フェイクニュースに寄せられた世界の反応
“世界初のタイムフリーゾーン法案”というニュースが単なる観光キャンペーンであったことに対し、ネット上では様々な反応が散見された。国営機関であるイノベーション・ノルウェーへの信頼度の低下を懸念する声や、フェイクニュースを使ったPRに税金が使用されたこと、またこれを報道したメディアに対するファクトチェックの甘さを否定的に捉える意見が上がった。しかし一方で、「嘘であっても、面白い発想だよね」「興味深い宣伝のやり方だと思う」「その島に引っ越したいとさえ思った」「だまされた!でも時間のないゾーンは、いいアイデアだよ」といった肯定的な意見もあり、フェイクニュースの是非はともかく、いかに人々が時間に囚われないライフスタイルに憧憬を抱いているかを明らかにする結果ともなった。

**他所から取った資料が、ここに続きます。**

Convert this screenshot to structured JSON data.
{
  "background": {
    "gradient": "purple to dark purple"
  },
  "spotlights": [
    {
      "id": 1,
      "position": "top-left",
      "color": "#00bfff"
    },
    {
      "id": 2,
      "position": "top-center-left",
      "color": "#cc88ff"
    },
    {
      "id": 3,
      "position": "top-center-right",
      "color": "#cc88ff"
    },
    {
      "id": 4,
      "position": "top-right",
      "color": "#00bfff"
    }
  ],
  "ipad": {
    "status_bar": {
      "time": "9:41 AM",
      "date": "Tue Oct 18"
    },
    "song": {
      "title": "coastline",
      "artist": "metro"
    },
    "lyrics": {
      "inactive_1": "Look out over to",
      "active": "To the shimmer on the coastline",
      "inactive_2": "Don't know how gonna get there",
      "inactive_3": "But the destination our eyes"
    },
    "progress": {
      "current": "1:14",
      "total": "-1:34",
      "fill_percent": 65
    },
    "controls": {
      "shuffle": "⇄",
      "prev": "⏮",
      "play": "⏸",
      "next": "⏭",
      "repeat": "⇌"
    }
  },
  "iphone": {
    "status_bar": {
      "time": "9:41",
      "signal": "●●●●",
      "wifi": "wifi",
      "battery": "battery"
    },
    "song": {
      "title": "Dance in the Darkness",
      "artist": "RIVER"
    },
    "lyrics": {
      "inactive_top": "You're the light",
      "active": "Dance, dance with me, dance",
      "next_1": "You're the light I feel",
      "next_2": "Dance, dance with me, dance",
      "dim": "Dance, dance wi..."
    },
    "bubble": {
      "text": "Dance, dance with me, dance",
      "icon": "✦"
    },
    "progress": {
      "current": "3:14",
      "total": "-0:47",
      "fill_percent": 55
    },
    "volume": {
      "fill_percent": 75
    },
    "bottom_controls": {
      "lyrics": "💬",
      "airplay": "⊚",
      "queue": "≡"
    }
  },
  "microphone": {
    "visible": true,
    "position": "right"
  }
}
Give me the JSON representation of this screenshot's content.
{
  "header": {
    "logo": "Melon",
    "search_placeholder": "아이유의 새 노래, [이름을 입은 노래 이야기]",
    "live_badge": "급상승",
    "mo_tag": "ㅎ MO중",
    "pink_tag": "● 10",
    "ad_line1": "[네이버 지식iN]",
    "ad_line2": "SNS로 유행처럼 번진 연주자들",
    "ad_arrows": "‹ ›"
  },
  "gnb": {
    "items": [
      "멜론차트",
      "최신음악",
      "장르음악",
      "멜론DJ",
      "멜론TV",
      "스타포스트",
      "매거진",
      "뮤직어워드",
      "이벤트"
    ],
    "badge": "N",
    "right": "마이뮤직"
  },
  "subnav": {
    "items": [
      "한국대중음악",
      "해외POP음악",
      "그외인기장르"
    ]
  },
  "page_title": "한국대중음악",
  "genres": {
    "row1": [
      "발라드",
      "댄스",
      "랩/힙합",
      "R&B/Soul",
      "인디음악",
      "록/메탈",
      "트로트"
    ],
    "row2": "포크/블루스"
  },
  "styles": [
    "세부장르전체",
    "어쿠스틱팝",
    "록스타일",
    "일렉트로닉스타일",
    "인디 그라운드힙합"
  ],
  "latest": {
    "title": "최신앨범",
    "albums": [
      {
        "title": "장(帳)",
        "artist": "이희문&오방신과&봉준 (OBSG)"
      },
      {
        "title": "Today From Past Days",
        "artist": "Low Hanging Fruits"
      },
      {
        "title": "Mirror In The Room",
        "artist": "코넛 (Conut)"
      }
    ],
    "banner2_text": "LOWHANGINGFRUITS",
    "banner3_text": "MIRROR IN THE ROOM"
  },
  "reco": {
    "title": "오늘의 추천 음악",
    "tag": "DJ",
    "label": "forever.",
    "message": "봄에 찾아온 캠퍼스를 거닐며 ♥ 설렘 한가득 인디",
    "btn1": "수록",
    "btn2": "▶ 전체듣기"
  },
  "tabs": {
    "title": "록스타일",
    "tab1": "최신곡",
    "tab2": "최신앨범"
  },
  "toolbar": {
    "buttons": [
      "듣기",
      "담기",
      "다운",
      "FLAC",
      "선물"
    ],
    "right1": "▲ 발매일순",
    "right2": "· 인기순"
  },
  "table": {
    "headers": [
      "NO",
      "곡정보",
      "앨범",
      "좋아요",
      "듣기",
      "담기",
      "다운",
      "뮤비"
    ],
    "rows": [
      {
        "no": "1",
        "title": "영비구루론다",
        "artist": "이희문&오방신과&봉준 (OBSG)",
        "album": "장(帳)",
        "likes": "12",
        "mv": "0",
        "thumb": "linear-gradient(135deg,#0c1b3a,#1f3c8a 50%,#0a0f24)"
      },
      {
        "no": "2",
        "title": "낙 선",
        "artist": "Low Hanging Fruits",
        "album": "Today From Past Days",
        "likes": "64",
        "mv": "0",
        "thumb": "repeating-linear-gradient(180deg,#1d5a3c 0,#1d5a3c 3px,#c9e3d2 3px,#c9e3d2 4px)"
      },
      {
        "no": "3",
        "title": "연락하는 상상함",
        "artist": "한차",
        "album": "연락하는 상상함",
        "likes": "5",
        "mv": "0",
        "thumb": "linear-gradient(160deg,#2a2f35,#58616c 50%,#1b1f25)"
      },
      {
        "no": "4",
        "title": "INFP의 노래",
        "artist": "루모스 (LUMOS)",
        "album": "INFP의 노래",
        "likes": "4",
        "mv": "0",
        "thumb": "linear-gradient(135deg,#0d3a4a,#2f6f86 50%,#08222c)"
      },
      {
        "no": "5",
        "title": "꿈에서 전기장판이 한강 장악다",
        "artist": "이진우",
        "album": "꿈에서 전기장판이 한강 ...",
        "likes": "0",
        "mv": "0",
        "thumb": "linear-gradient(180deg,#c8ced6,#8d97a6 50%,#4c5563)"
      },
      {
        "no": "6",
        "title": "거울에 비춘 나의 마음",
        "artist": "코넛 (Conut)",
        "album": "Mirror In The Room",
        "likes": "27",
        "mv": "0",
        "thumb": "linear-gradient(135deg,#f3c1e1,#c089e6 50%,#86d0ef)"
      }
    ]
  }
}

イノベーション・ノルウェー代表であるSteinar Daltveit氏は、「本件は観光PRの一環であることを明示した上で行うべきだった」と謝罪の意を表すかたわらで、“Let’s Stop Time”キャンペーンがソマロイで行われていることは事実であり、ソマロイでは島民は数世代にもわたり、時間にかかわらず太陽の色や位置に従って生活を送っていることをPRの一環として利用したと釈明している。 “Let’s Stop Time” キャンペーンを率いるHveding氏は「時間のない生活は虚偽ではない。実際に私たちはそうやって暮らしてきたんだ」とコメントし、“Let’s Stop Time”キャンペーンは、ソマロイで行われている生活習慣の形式化を求める動きにすぎないと主張、同PRに協力した理由については、「観光への集客のみでなく、タイム・フリーの価値観を世界に広める良い機会だと感じた」と語っている。